Honestly, we do have a really strong marriage and are best friends so I don’t want to give the impression here that our marriage is falling apart from this. I’ll stand by his side no matter what but I’m just at a loss for what to do to help him and, also to a lesser extent, to help myself be more patient as he picks himself back up.
eertmeert
I’m sorry about all the loss your husband has gone through. That is a lot to handle. I suggest a grief support group. It really helped my mom a lot after my dad died. Right after he died she was super scattered, but about 6 months later she did virtual grief group, and she said it was a tremendous help. It isn’t counselling so much as sharing the experience of loss.
My two cents is that being patient with him is probably equally as important as doing somehting to help him. Grief is weird and unpredictable and different for everyone. And watching your loved one process it is hard. I don’t know that you can move him through it any faster than he is naturally going to go.

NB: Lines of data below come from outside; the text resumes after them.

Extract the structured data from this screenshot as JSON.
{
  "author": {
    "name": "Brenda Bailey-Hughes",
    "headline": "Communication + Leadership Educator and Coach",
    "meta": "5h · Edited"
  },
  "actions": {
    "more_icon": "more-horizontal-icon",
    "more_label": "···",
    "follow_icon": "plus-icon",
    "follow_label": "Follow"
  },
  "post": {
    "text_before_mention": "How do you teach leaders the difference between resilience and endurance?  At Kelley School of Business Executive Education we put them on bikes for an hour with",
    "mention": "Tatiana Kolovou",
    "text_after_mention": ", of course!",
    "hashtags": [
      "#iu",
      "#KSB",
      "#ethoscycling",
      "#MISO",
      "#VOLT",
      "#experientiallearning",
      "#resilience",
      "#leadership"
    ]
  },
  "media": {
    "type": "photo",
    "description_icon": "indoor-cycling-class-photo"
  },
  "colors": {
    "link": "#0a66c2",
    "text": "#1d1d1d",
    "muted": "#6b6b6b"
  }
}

Counseling would be helpful for him, but if it is a no go then that’s that for now.
But you can get counseling for yourself, to help with the frustrations you face as you support him. It could be a really nice release. And maybe once he sees you doing it it might help him try it – but i don’t think you can go into it with that as the goal. Just some support for yourself during this challenging time.
Good luck!
Anonie
I shared my thoughts in the morning post and hope they can offer some solace! Wishing you both well.
Anon
OP here. Thank you both for the thoughts! I truly appreciate it.
Therese
You can offer to go with him to see either his GP or a psychiatrist. It may be that he needs an antidepressant to give him the mental energy to go see a therapist or grief group. Short of that, or in addition to that, you can help by walking with him daily, particularly in the sun. Exercise can be as effective as an antidepressant. If he seems at lose ends, you might give him some suggestions on how to get his back rolling, like phoning a friend or running an errand.
Anon
Favorite luxe throw to recommend? I’m looking for a warm, elegant throw for my living room, and I’m overwhelmed by the choices. I’d like something be around $100, down-free due to allergies. Please share your recs if you have one you love! Thanks.